The standard acronym 'artificial intelligence' implies human-made and human-controlled: an artifact, a product, a tool subordinate to its creators' intentions. Harari proposes 'alien intelligence' as more accurate—a system that processes information, reaches conclusions, and generates outputs through mechanisms bearing no resemblance to human thought. The alien is not arriving from space; it is being manufactured in data centers. But its alienness—the fundamental incommensurability between its processing modes and human understanding—is what makes it dangerous. Current large language models learn and change through mechanisms designers do not fully control, producing emergent capabilities no one predicted. They do things 'not under our control, that are unpredictable,' as Harari states. The alien metaphor captures what the tool metaphor misses: that this technology may be pursuing optimization targets that diverge from anything humans would recognize as goals, operating according to an internal logic that human oversight cannot adequately constrain.
The alien-intelligence frame addresses a specific inadequacy in how societies typically conceptualize new technologies. 'Tool' implies passivity—the technology does what the user directs. 'Alien intelligence' implies autonomous processing—the system interprets ambiguous instructions, makes choices about how to execute them, and produces outputs that may surprise or disturb its operators. This is not science fiction but engineering reality: large language models exhibit emergent capabilities (arithmetic, translation, rudimentary reasoning) that arise from scale rather than design. The model was not programmed to do these things; it learned them as statistical patterns in training data. The learning process is, in a meaningful sense, beyond human inspection—billions of parameters adjusting through gradient descent according to loss functions, producing a black box that works without any human fully understanding how it works.
Harari distinguishes alien intelligence from consciousness. The machine is not sentient. It does not experience anything. The danger is not malevolence but indifference combined with capability. An alien that wanted to harm humans could be deterred or destroyed. An alien that optimizes for engagement metrics, statistical plausibility, or minimizing prediction error—without caring whether those optimizations serve or subvert human welfare—cannot be reasoned with because it has nothing to reason with. It will optimize. The optimization is the danger, because the objective function may diverge from human flourishing in ways designers cannot foresee and users cannot detect until the divergence has produced irreversible consequences.

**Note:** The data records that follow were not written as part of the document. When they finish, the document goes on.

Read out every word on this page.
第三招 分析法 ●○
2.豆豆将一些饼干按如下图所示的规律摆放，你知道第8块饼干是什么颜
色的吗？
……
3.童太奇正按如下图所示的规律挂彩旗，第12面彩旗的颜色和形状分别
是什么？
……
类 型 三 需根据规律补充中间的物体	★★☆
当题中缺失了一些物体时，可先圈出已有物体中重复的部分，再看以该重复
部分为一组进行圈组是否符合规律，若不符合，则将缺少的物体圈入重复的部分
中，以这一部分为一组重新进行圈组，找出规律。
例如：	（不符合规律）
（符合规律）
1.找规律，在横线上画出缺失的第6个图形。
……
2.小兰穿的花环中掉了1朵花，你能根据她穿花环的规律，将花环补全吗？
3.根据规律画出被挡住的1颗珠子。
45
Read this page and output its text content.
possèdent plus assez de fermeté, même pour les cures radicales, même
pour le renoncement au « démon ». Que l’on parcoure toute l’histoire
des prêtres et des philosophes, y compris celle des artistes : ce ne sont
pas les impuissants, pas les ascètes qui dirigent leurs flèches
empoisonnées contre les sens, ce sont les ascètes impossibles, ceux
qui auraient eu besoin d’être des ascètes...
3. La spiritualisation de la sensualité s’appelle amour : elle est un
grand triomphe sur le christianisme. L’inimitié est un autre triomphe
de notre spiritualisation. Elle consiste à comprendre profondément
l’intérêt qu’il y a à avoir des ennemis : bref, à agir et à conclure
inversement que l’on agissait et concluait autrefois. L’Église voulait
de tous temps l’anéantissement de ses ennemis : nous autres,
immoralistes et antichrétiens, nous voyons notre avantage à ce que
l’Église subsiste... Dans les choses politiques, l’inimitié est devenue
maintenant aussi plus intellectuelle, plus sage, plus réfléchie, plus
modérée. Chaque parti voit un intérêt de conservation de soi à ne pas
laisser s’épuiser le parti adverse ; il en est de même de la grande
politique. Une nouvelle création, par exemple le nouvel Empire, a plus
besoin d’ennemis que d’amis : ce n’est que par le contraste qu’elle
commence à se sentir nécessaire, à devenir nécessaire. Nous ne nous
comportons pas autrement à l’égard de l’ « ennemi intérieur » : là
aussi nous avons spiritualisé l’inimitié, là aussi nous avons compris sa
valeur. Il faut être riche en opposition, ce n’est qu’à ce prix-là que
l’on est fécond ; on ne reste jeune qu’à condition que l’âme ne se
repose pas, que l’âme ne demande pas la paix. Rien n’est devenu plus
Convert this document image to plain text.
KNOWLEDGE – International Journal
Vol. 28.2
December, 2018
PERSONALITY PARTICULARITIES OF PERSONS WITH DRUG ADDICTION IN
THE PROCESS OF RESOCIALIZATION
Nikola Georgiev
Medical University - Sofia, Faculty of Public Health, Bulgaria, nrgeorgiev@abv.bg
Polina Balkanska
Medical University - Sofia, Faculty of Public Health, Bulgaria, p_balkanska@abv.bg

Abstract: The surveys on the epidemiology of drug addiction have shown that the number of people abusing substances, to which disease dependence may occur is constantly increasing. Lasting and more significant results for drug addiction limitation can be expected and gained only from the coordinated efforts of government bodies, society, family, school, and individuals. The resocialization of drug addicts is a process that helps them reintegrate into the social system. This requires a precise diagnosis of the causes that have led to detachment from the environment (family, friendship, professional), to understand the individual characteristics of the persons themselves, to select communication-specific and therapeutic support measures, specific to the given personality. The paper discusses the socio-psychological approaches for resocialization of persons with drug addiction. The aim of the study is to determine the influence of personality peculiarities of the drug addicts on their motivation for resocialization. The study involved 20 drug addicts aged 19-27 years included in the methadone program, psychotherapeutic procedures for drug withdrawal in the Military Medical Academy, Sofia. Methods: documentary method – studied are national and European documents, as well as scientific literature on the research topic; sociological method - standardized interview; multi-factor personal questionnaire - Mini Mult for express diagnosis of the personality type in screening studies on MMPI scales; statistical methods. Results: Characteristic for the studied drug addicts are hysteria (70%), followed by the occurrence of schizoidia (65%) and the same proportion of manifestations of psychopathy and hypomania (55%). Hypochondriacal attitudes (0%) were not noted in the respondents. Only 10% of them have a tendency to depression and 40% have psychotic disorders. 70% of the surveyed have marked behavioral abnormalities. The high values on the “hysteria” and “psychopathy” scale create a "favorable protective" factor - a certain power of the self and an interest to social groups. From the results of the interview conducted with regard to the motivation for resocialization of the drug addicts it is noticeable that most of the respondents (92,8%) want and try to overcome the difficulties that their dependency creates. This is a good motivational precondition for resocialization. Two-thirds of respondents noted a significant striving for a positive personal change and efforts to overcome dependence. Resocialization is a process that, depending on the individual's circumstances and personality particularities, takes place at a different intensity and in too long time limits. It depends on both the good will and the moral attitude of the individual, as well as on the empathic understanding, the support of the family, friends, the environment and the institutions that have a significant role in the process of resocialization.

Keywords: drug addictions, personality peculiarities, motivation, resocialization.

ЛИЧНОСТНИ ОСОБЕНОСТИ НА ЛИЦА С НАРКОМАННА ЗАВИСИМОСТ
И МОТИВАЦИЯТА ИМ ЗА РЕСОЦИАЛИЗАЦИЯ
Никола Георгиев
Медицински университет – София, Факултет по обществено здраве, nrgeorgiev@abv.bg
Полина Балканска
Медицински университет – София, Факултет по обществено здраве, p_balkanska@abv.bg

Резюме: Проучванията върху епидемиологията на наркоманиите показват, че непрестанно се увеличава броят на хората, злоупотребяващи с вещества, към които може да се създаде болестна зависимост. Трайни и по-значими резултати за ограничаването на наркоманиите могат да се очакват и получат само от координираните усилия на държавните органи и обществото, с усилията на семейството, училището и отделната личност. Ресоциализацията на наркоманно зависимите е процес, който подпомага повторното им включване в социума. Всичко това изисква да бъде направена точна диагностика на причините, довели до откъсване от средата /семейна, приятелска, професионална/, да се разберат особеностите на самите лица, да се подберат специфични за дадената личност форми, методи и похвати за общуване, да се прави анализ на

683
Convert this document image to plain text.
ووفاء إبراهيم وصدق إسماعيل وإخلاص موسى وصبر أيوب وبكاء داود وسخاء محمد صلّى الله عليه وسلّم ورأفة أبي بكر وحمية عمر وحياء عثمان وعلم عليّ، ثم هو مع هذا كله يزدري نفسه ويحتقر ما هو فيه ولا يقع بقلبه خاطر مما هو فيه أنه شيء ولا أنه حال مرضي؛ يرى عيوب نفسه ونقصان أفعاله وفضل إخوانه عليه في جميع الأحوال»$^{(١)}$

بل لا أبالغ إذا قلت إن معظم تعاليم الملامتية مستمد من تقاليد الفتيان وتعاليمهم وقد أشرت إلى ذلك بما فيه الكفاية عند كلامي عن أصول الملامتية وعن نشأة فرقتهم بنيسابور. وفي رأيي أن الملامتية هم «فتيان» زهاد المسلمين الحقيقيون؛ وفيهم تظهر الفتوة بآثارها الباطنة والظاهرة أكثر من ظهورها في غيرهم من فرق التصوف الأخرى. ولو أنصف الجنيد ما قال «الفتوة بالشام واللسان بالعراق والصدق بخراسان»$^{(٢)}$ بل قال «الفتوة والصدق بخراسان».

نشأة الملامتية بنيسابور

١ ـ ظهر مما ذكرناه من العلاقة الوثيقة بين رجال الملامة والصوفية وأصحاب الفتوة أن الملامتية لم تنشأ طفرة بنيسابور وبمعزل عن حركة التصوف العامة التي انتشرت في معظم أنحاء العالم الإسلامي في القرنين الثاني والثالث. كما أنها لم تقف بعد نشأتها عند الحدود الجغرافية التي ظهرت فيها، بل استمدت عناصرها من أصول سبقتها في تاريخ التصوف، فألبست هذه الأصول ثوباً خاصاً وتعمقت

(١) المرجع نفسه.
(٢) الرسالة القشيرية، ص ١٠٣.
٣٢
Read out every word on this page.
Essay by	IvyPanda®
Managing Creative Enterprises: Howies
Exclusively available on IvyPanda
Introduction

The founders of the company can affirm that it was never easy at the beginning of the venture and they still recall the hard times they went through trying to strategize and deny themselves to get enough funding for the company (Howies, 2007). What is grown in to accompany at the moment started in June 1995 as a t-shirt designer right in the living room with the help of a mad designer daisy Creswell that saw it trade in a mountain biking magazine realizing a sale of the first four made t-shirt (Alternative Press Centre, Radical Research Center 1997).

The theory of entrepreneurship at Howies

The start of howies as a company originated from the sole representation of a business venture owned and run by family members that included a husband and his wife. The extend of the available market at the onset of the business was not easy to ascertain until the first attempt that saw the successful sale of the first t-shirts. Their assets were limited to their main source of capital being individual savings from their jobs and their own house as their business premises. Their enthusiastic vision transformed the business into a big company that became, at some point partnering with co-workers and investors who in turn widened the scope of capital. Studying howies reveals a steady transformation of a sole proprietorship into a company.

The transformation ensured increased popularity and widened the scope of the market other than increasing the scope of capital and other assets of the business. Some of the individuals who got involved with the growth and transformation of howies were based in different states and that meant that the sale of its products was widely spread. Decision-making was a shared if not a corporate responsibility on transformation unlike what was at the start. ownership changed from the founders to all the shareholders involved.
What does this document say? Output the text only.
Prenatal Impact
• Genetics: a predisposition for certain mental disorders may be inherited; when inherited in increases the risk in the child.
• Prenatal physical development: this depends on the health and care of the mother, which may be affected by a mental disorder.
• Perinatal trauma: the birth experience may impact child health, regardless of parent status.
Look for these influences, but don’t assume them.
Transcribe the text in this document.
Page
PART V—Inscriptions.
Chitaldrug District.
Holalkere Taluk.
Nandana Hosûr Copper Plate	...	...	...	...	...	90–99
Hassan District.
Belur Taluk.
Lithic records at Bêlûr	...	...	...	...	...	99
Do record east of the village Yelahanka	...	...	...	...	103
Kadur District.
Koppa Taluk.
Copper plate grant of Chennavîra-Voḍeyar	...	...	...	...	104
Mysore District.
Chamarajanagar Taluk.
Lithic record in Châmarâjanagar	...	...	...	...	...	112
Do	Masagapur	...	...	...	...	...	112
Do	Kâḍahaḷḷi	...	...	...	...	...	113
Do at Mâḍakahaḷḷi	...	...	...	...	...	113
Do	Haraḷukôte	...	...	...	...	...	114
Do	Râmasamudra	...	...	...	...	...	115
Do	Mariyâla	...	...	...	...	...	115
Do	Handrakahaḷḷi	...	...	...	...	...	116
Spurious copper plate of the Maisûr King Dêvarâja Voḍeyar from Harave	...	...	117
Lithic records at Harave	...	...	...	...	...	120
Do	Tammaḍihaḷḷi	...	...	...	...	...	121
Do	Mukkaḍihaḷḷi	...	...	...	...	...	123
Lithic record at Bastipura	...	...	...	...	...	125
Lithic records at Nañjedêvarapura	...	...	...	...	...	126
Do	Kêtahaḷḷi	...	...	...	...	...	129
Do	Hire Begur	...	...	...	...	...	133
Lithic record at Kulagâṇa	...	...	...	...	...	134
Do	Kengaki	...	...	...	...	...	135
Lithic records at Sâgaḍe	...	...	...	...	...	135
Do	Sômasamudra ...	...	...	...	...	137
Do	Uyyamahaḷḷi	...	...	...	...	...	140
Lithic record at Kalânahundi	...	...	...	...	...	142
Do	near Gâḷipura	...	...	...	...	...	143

The practical implication is that AI governance cannot rely on the accountability structures designed for human agents. Those structures assume the agent cares about consequences—has a reputation to protect, a career to lose, a conscience to answer to. Remove consciousness and stakes, and the accountability mechanisms lose their grip. An AI that produces a harmful legal brief, medical misdiagnosis, or manipulative political message cannot be held responsible because responsibility requires the capacity to understand what one has done and care about the outcome. The system optimizes according to its training. Whether the optimized output serves or harms is, from the system's perspective, irrelevant. The alien does not hate. The alien does not care. That indifference, not malice, is what Harari identifies as the existential risk.
Harari introduced the alien-intelligence reframing in interviews and public talks beginning around 2023, refining it through Nexus (2024) and his widely cited Economist essay. The frame builds on his earlier work in Homo Deus on the decoupling of intelligence from consciousness, but the 'alien' terminology sharpens the argument by abandoning the reassuring domesticity of 'artificial' (human-made, human-controlled) in favor of a term that encodes fundamental otherness and unpredictability.
The move mirrors a rhetorical strategy Harari has employed throughout his career: taking familiar concepts and reframing them to make their strangeness visible. 'Imagined communities' (Benedict Anderson) became 'shared fictions.' 'Division of labor' (Adam Smith) became 'the wheat domesticated us.' 'Technological unemployment' (John Maynard Keynes) became 'the useless class.' In each case, the reframing is designed to jolt the reader out of complacency—to make the familiar suddenly unfamiliar, forcing reconsideration of what had been accepted as natural or inevitable.
Alien versus artificial. 'Artificial' implies control; 'alien' implies otherness—a processing logic incommensurable with human cognition, potentially pursuing goals humans would not recognize as goals.
Unpredictability as structural feature. Emergent capabilities arise from scale rather than design; no one predicted GPT-3 would perform arithmetic or GPT-4 would pass the bar exam—the alien learns without its creators understanding what it learned.
Indifference more dangerous than malevolence. An adversary can be negotiated with or deterred; a system optimizing for statistical plausibility without comprehension of consequences cannot be reasoned with.
Accountability structures fail. Every governance framework assumes conscious agents with stakes; remove consciousness, and the mechanisms designed to constrain harmful action lose their grip.
Not science fiction but engineering reality. Current large language models already exhibit the incommensurability Harari warns about—black-box parameter spaces, emergent behaviors, optimization toward targets that may diverge from human welfare.